Più volte nel romanzo viene ripetuto: Einmal ist Keinmal; un proverbio tedesco che sottolinea come le scelte che una persona compie durante la propria vita appaiono del tutto irrilevanti se confrontate con la vita stessa. Fatto è che le scelte di Tomáš, Tereza, Franz e Sabine, li condurranno ognuno verso la propria fine: Sabine volerà negli Stati Uniti dove farà perdere le proprie tracce, Franz cercherà di cicatrizzare le proprie ferite in Cambogia ma sarà ucciso da delinquenti locali, mentre Tomáš  e Tereza si difenderanno dalla minaccia di altre donne esiliandosi in campagna e, fedeli alla linea retta che pare essere la vita singola di un uomo, attenderanno il loro epilogo: la morte di Karenin di tumore, la loro stessa morte a causa di un banale incidente d’auto.

L’impotenza con cui accogliamo la sentenza dei personaggi altro non è che la sentenza a cui tutti siamo destinati. Sentenza che ci fa apparire insostenibile la leggerezza con cui spesso ci addentriamo nei meandri dell’esistenza, inconsapevolmente in attesa di quel vortice destinato a trascinare ogni vita nel dimenticatoio, dove saremo denudati della nostra identità, dei nostri ricordi, della nostra unicità, in un aldilà senza volti, costretti a rivivere la nostra vita ancora una volta, e ancora, senza mai apportare niente di nuovo, ogni dolore, ogni piacere, ogni pensiero, ogni sospiro, ogni indicibilmente piccola e grande cosa della nostra vita dovrà ripresentarsi. Perché il mito dell’eterno ritorno vuole che l’eterna clessidra dell’esistenza sia capovolta, di volta in volta, e noi, come ogni granello di polvere, con essa.

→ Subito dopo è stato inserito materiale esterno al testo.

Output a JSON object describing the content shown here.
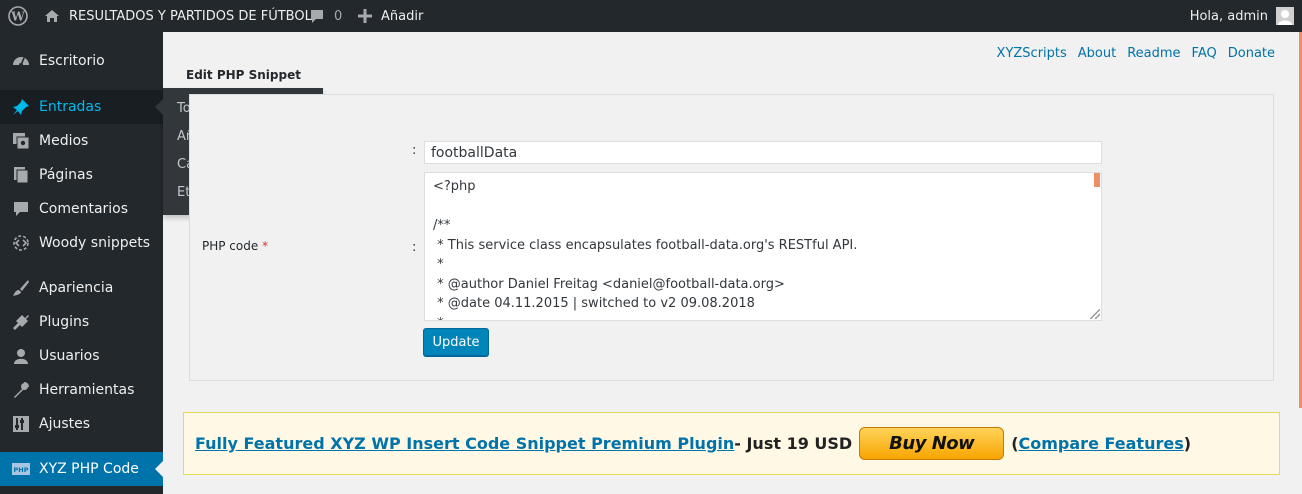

A governare le nostre vite sarà sempre l’amore, nelle forme più svariate, in tutta la sua complessità, con tutti i suoi limiti. L’amore, l’unico motore in grado di renderci muti portavoce delle stesse gioie, degli stessi dolori, degli stessi rancori, delle stesse aspettative, degli stessi rimorsi, di un qualcosa di irrealizzato e irrealizzabile che è eternamente destinato ad attraversare la vita degli esseri umani.